We assume that “the jury believed the state’s witnesses and disbelieved any evidence to the

4 contrary.” State v. Caldwell, 803 N.W.2d 373, 384 (Minn. 2011) (quotation omitted). We

“will not disturb the verdict if the jury, acting with due regard for the presumption of

innocence and the requirement of proof beyond a reasonable doubt, could reasonably

conclude that the defendant was guilty of the charged offense.” Ortega, 813 N.W.2d at 100.

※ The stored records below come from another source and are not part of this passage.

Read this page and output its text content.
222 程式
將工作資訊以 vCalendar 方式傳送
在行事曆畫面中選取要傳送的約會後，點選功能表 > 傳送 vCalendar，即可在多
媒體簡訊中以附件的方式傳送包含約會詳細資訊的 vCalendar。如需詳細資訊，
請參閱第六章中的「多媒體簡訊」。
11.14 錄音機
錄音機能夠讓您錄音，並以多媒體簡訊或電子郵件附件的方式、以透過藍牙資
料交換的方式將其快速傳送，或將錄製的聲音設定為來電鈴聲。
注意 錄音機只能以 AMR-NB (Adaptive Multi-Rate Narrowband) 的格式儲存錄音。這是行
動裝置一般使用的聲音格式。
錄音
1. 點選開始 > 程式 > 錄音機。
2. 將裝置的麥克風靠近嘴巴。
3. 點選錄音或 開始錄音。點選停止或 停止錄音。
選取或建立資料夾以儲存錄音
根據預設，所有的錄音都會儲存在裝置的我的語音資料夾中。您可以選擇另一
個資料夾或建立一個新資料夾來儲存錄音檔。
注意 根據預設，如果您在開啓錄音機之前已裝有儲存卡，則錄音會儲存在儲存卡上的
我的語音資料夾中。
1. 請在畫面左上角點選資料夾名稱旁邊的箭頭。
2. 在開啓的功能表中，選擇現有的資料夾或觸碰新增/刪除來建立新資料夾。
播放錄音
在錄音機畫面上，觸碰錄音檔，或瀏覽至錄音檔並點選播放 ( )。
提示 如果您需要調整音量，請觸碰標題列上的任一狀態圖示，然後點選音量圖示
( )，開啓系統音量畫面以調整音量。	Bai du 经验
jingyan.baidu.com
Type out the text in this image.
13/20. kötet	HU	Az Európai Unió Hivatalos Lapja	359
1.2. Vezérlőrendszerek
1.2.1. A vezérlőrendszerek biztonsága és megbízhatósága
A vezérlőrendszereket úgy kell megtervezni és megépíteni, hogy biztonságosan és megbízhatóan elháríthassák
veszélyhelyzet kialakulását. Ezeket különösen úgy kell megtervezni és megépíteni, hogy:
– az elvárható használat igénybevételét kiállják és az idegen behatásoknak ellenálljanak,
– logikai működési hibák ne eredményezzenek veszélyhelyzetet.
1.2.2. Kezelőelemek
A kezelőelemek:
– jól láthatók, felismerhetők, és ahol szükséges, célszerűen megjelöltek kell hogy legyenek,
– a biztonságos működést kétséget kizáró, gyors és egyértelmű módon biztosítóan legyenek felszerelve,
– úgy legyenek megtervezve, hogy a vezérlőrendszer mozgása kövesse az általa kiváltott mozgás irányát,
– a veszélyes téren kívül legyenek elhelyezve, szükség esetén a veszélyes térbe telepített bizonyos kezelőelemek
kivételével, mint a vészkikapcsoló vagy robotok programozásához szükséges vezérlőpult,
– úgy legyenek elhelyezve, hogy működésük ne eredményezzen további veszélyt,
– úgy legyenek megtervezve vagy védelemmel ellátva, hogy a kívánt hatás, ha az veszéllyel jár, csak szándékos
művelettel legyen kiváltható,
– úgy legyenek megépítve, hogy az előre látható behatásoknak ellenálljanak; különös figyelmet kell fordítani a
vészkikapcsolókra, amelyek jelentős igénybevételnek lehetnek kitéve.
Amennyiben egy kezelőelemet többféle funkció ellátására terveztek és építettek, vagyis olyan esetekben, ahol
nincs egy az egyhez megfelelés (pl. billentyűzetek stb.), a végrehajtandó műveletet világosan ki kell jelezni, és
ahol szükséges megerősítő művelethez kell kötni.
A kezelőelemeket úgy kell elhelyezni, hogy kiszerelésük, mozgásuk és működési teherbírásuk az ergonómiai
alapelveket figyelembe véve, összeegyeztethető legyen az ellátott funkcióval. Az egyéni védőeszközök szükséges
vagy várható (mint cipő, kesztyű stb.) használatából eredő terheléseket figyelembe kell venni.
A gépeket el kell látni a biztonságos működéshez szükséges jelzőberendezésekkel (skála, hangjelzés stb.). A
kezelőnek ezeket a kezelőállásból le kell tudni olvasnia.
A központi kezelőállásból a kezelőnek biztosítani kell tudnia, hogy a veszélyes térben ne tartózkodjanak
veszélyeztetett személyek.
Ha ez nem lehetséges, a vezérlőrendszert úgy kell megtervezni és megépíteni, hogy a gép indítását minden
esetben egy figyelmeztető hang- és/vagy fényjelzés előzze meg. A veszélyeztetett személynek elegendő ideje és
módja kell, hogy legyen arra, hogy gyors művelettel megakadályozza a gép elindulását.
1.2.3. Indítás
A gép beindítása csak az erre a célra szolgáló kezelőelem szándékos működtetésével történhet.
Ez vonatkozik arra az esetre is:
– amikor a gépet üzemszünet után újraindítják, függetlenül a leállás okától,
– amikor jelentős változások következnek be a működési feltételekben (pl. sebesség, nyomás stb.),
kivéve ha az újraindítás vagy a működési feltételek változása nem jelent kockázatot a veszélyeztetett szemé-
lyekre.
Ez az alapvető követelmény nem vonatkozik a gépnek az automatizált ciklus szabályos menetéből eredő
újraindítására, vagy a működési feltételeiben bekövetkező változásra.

A conviction for arson in the first degree is warranted when one “unlawfully by

means of fire or explosives, intentionally destroys or damages any building that is used as a

dwelling at the time the act is committed.” Minn. Stat. § 609.561, subd. 1 (2012). Any

“separately secured or occupied” unit within a building “shall be deemed a separate

building” for purposes of the arson statutes. Minn. Stat. § 609.556, subd. 3 (2012).

Here, appellant was charged with ten counts of first-degree arson under Minn. Stat.

§ 609.561, subd. 1. Of these ten counts, the initial and predicate charge was for the

Lakeside Manor building itself and the other nine counts were for each of the most heavily

damaged apartments, including the apartment in which Gilland died. In this appeal,

appellant challenges only the sufficiency of the evidence for his convictions relating to the

nine separate apartment units.

“By definition, arson is a specific intent crime.” State v.